(Anti-Prom)
- Location: Schools, community centers, private venues;
- Theme: Casual, alternative, or student-organized dance
- Participants: High school students

= Anti-prom =

Protest or alternative celebration to a school prom

Anti-prom, also known as MORP—a reversal of the word "PROM"—is a social event often organized by high school students as a casual alternative or a direct protest/boycott against traditional prom culture. Unlike the formal, often expensive, and highly structured nature of prom, MORP embraces affordability, inclusivity, and personal expression, offering students a laid-back and enjoyable experience without the rigid expectations of a traditional school dance.

== Origins and purpose ==
Anti-prom was created as a response to the growing exclusivity and financial burden of prom and junior prom. While proms are often seen as a rite of passage, not all students feel comfortable or able to participate due to social, financial, or personal reasons. The event provides an alternative celebration where students can enjoy music, dancing, and socializing in a more relaxed and less pressured environment.

The attendees of an anti-prom usually disagree with the values of the high school in-crowd who, stereotypically, organize the prom from the preparatory stages to the after-parties. In particular, anti-prom attendees protest what they regard as the vanity, excess, and conformity that the prom culture expects from students. Anti-proms do not follow any prescribed format, catering instead to the varied tastes of the large spectrum of students who feel dissociated from prom culture. Nevertheless, anti-prom participants are generally concerned with arranging social activities that are not only fun and enjoyable, but which also serve as an assertion of solidarity and of the legitimacy of social difference.

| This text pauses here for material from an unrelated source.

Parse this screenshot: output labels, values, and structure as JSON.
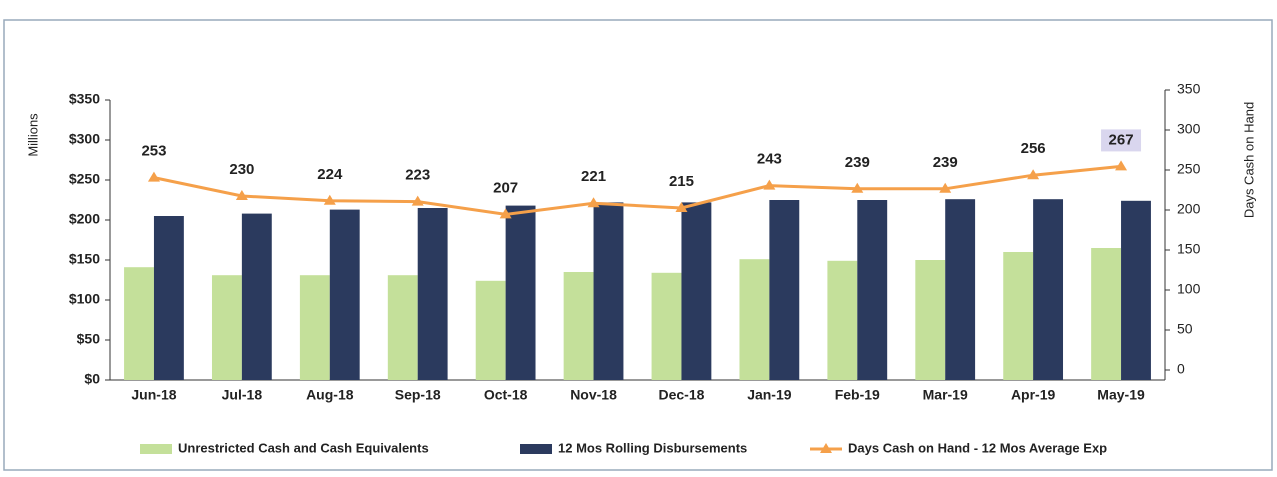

=== Key differences between MORP and prom/junior prom ===
While the Junior Prom is often considered a "MORP" it is not meant to. MORP is not a replacement for Junior Prom but rather an event that gives students an extra opportunity to socialize, dance, and have fun without the pressure or expense of a formal prom. Unlike prom, which follows a traditional format, MORP varies widely depending on the school or student organizers. Some schools officially recognize MORP and hold it as a school-sponsored event, while others see it as a student-organized alternative, sometimes held off-campus.

Junior Prom, 1940

| Feature | MORP/Anti-prom | Prom/Junior Prom |
|---|---|---|
| Formality | Casual, fun, laid-back | Formal, elegant |
| Dress Code | T-shirts, neon, themes | Suits, dresses, formal wear |
| Theme | Often wacky or creative | Classic elegance, ballroom-style |
| Attendees | Open to all students | Usually limited to juniors/seniors |
| Setting | School gym, cafeteria, outdoors | Banquet hall or fancy venue |
| Cost | Low-cost tickets, DIY décor | Expensive tickets, venue rentals |

== Religious and cultural variations ==
In the United States, youth belonging to the Church of Jesus Christ of Latter-day Saints often attend morps organized through their church or stake. This is true even in the state of Utah, where a substantial percentage of the youth belong to Mormon families. The custom is that the girls may each ask a boy to take them, but the boys may not ask the girls.

==Queer proms==
Sexual orientation and gender identity sometimes play a role in leading students to form and attend an anti-prom (sometimes referred to as a gay prom or queer prom): lesbian, gay, bisexual, transgender, queer, and questioning (LGBTQ+) students who feel that attending their school's traditional prom with a same-sex partner or not identifying in traditional gender identity fashion would be problematic might choose to hold their own gathering. Gay proms began to form in the 1990s, with one of the longest running and oldest being the Hayward Gay Prom, which was first held in 1995.